Examiners are there to look out for risk and ensure the safety and soundness of banks, and they can do this precisely because they don’t share the same incentives as the bank. However, their incentive might be to avoid risk at almost any cost. That’s because they’re not rewarded for taking a risk that pays off, but will get dinged for risk-taking that blows up. The result is that completely legal activities will go unbanked because examiners see them as too risky (or even politically problematic as we saw with Operation Chokepoint).

And here’s the insidious thing: An examiner doesn’t have to be explicit that he wants a bank to cut off a perfectly legal business. As Brooks points out, body language goes a long way. All an examiner has to do is start asking question about a particular customer or class of customer. No matter the answers, he can just keep asking questions and demand to see more documents, etc. At some point, doing business with those customers isn’t worth the hassle with the examiner in the office next door, and so a line of business is “derisked.” And yet the examiner never said the bank couldn’t take the risk on the legal business; they were just asking questions. Next time the examiner frowns or raises their eyebrows at the mention of a particular business, the bank executive will think twice.

In reaction to my tweet, many said this highlights why we need cryptocurrency, and that’s true. As I’ve written at length, if we are to preserve the individual privacy and autonomy necessary for an open society, we need digital cash as an escape valve from intermediated payments. That said, cryptocurrency exists today and fringe businesses are barely using it. If asked, they would much rather use Stripe. I don’t think it’s heresy to say that Bitcoin has much to improve before it can be a serious payments option.

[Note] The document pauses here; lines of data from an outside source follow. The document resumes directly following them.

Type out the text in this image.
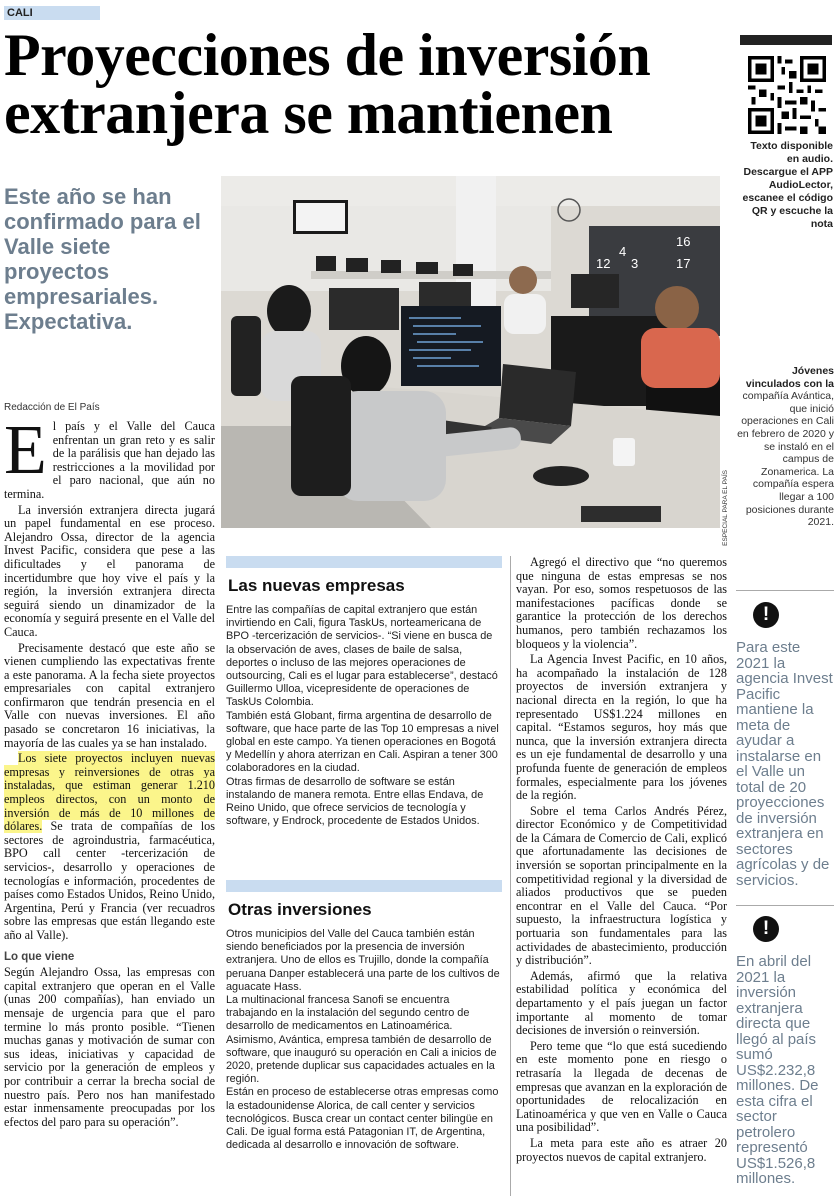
CALI
Proyecciones de inversión extranjera se mantienen	Texto disponible en audio. Descargue el APP AudioLector, escanee el código QR y escuche la nota
Este año se han confirmado para el Valle siete proyectos empresariales. Expectativa.
12 3
16
17
4
ESPECIAL PARA EL PAÍS
Jóvenes vinculados con la compañía Avántica, que inició operaciones en Cali en febrero de 2020 y se instaló en el campus de Zonamerica. La compañía espera llegar a 100 posiciones durante 2021.
Redacción de El País

El país y el Valle del Cauca enfrentan un gran reto y es salir de la parálisis que han dejado las restricciones a la movilidad por el paro nacional, que aún no termina.

La inversión extranjera directa jugará un papel fundamental en ese proceso. Alejandro Ossa, director de la agencia Invest Pacific, considera que pese a las dificultades y el panorama de incertidumbre que hoy vive el país y la región, la inversión extranjera directa seguirá siendo un dinamizador de la economía y seguirá presente en el Valle del Cauca.

Precisamente destacó que este año se vienen cumpliendo las expectativas frente a este panorama. A la fecha siete proyectos empresariales con capital extranjero confirmaron que tendrán presencia en el Valle con nuevas inversiones. El año pasado se concretaron 16 iniciativas, la mayoría de las cuales ya se han instalado.

Los siete proyectos incluyen nuevas empresas y reinversiones de otras ya instaladas, que estiman generar 1.210 empleos directos, con un monto de inversión de más de 10 millones de dólares. Se trata de compañías de los sectores de agroindustria, farmacéutica, BPO call center -tercerización de servicios-, desarrollo y operaciones de tecnologías e información, procedentes de países como Estados Unidos, Reino Unido, Argentina, Perú y Francia (ver recuadros sobre las empresas que están llegando este año al Valle).

Lo que viene

Según Alejandro Ossa, las empresas con capital extranjero que operan en el Valle (unas 200 compañías), han enviado un mensaje de urgencia para que el paro termine lo más pronto posible. “Tienen muchas ganas y motivación de sumar con sus ideas, iniciativas y capacidad de servicio por la generación de empleos y por contribuir a cerrar la brecha social de nuestro país. Pero nos han manifestado estar inmensamente preocupadas por los efectos del paro para su operación”.

Las nuevas empresas

Entre las compañías de capital extranjero que están invirtiendo en Cali, figura TaskUs, norteamericana de BPO -tercerización de servicios-. “Si viene en busca de la observación de aves, clases de baile de salsa, deportes o incluso de las mejores operaciones de outsourcing, Cali es el lugar para establecerse”, destacó Guillermo Ulloa, vicepresidente de operaciones de TaskUs Colombia.

También está Globant, firma argentina de desarrollo de software, que hace parte de las Top 10 empresas a nivel global en este campo. Ya tienen operaciones en Bogotá y Medellín y ahora aterrizan en Cali. Aspiran a tener 300 colaboradores en la ciudad.

Otras firmas de desarrollo de software se están instalando de manera remota. Entre ellas Endava, de Reino Unido, que ofrece servicios de tecnología y software, y Endrock, procedente de Estados Unidos.

Otras inversiones

Otros municipios del Valle del Cauca también están siendo beneficiados por la presencia de inversión extranjera. Uno de ellos es Trujillo, donde la compañía peruana Danper establecerá una parte de los cultivos de aguacate Hass.

La multinacional francesa Sanofi se encuentra trabajando en la instalación del segundo centro de desarrollo de medicamentos en Latinoamérica.

Asimismo, Avántica, empresa también de desarrollo de software, que inauguró su operación en Cali a inicios de 2020, pretende duplicar sus capacidades actuales en la región.

Están en proceso de establecerse otras empresas como la estadounidense Alorica, de call center y servicios tecnológicos. Busca crear un contact center bilingüe en Cali. De igual forma está Patagonian IT, de Argentina, dedicada al desarrollo e innovación de software.

Agregó el directivo que “no queremos que ninguna de estas empresas se nos vayan. Por eso, somos respetuosos de las manifestaciones pacíficas donde se garantice la protección de los derechos humanos, pero también rechazamos los bloqueos y la violencia”.

La Agencia Invest Pacific, en 10 años, ha acompañado la instalación de 128 proyectos de inversión extranjera y nacional directa en la región, lo que ha representado US$1.224 millones en capital. “Estamos seguros, hoy más que nunca, que la inversión extranjera directa es un eje fundamental de desarrollo y una profunda fuente de generación de empleos formales, especialmente para los jóvenes de la región.

Sobre el tema Carlos Andrés Pérez, director Económico y de Competitividad de la Cámara de Comercio de Cali, explicó que afortunadamente las decisiones de inversión se soportan principalmente en la competitividad regional y la diversidad de aliados productivos que se pueden encontrar en el Valle del Cauca. “Por supuesto, la infraestructura logística y portuaria son fundamentales para las actividades de abastecimiento, producción y distribución”.

Además, afirmó que la relativa estabilidad política y económica del departamento y el país juegan un factor importante al momento de tomar decisiones de inversión o reinversión.

Pero teme que “lo que está sucediendo en este momento pone en riesgo o retrasaría la llegada de decenas de empresas que avanzan en la exploración de oportunidades de relocalización en Latinoamérica y que ven en Valle o Cauca una posibilidad”.

La meta para este año es atraer 20 proyectos nuevos de capital extranjero.

!
Para este 2021 la agencia Invest Pacific mantiene la meta de ayudar a instalarse en el Valle un total de 20 proyecciones de inversión extranjera en sectores agrícolas y de servicios.
!
En abril del 2021 la inversión extranjera directa que llegó al país sumó US$2.232,8 millones. De esta cifra el sector petrolero representó US$1.526,8 millones.
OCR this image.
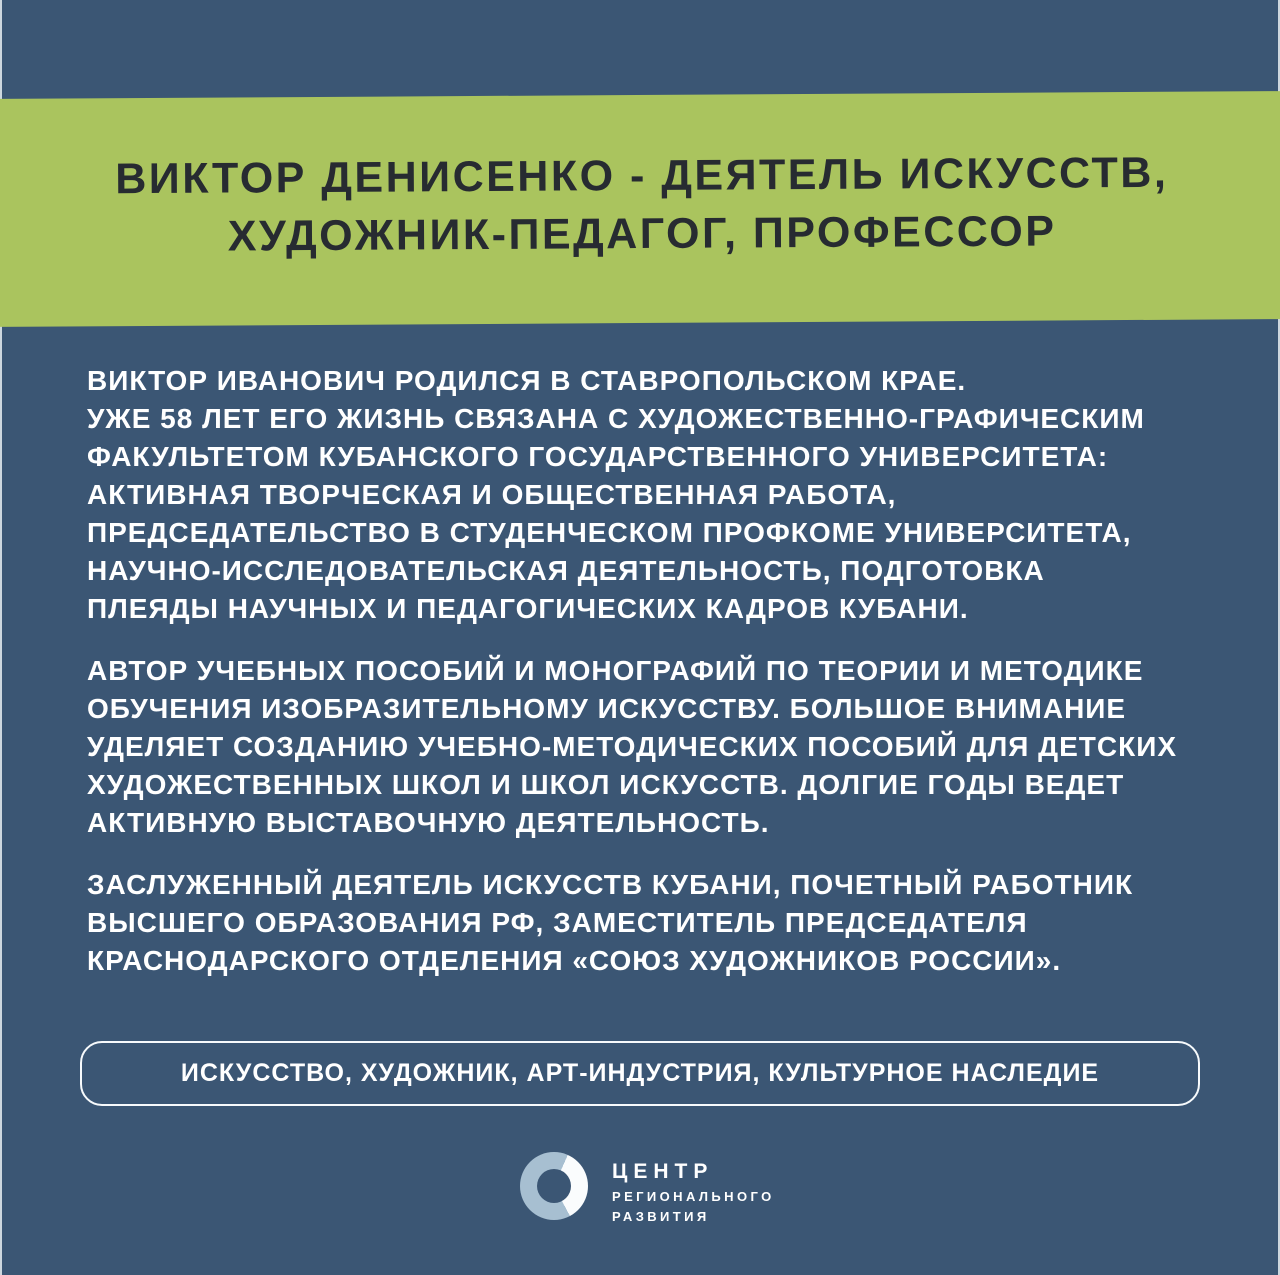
ВИКТОР ДЕНИСЕНКО - ДЕЯТЕЛЬ ИСКУССТВ,
ХУДОЖНИК-ПЕДАГОГ, ПРОФЕССОР
ВИКТОР ИВАНОВИЧ РОДИЛСЯ В СТАВРОПОЛЬСКОМ КРАЕ.
УЖЕ 58 ЛЕТ ЕГО ЖИЗНЬ СВЯЗАНА С ХУДОЖЕСТВЕННО-ГРАФИЧЕСКИМ
ФАКУЛЬТЕТОМ КУБАНСКОГО ГОСУДАРСТВЕННОГО УНИВЕРСИТЕТА:
АКТИВНАЯ ТВОРЧЕСКАЯ И ОБЩЕСТВЕННАЯ РАБОТА,
ПРЕДСЕДАТЕЛЬСТВО В СТУДЕНЧЕСКОМ ПРОФКОМЕ УНИВЕРСИТЕТА,
НАУЧНО-ИССЛЕДОВАТЕЛЬСКАЯ ДЕЯТЕЛЬНОСТЬ, ПОДГОТОВКА
ПЛЕЯДЫ НАУЧНЫХ И ПЕДАГОГИЧЕСКИХ КАДРОВ КУБАНИ.
АВТОР УЧЕБНЫХ ПОСОБИЙ И МОНОГРАФИЙ ПО ТЕОРИИ И МЕТОДИКЕ
ОБУЧЕНИЯ ИЗОБРАЗИТЕЛЬНОМУ ИСКУССТВУ. БОЛЬШОЕ ВНИМАНИЕ
УДЕЛЯЕТ СОЗДАНИЮ УЧЕБНО-МЕТОДИЧЕСКИХ ПОСОБИЙ ДЛЯ ДЕТСКИХ
ХУДОЖЕСТВЕННЫХ ШКОЛ И ШКОЛ ИСКУССТВ. ДОЛГИЕ ГОДЫ ВЕДЕТ
АКТИВНУЮ ВЫСТАВОЧНУЮ ДЕЯТЕЛЬНОСТЬ.
ЗАСЛУЖЕННЫЙ ДЕЯТЕЛЬ ИСКУССТВ КУБАНИ, ПОЧЕТНЫЙ РАБОТНИК
ВЫСШЕГО ОБРАЗОВАНИЯ РФ, ЗАМЕСТИТЕЛЬ ПРЕДСЕДАТЕЛЯ
КРАСНОДАРСКОГО ОТДЕЛЕНИЯ «СОЮЗ ХУДОЖНИКОВ РОССИИ».
ИСКУССТВО, ХУДОЖНИК, АРТ-ИНДУСТРИЯ, КУЛЬТУРНОЕ НАСЛЕДИЕ
ЦЕНТР
РЕГИОНАЛЬНОГО
РАЗВИТИЯ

Which leads me to a provocation. If what you care about is not not inflation-hedging or state control, and instead what you want to optimize is the ability of people and businesses outside the mainstream to be able to freely and easily engage in legal commerce without having to worry about the whims of banks or other intermediaries, then what you might want to wish for is a token-based, bearer, and anonymous digital dollar from the Federal Reserve. Official U.S. digital currency with those features could solve the problem of unjust derisking of edgy users. You could sell whatever legal product to whomever you wanted and in whatever color.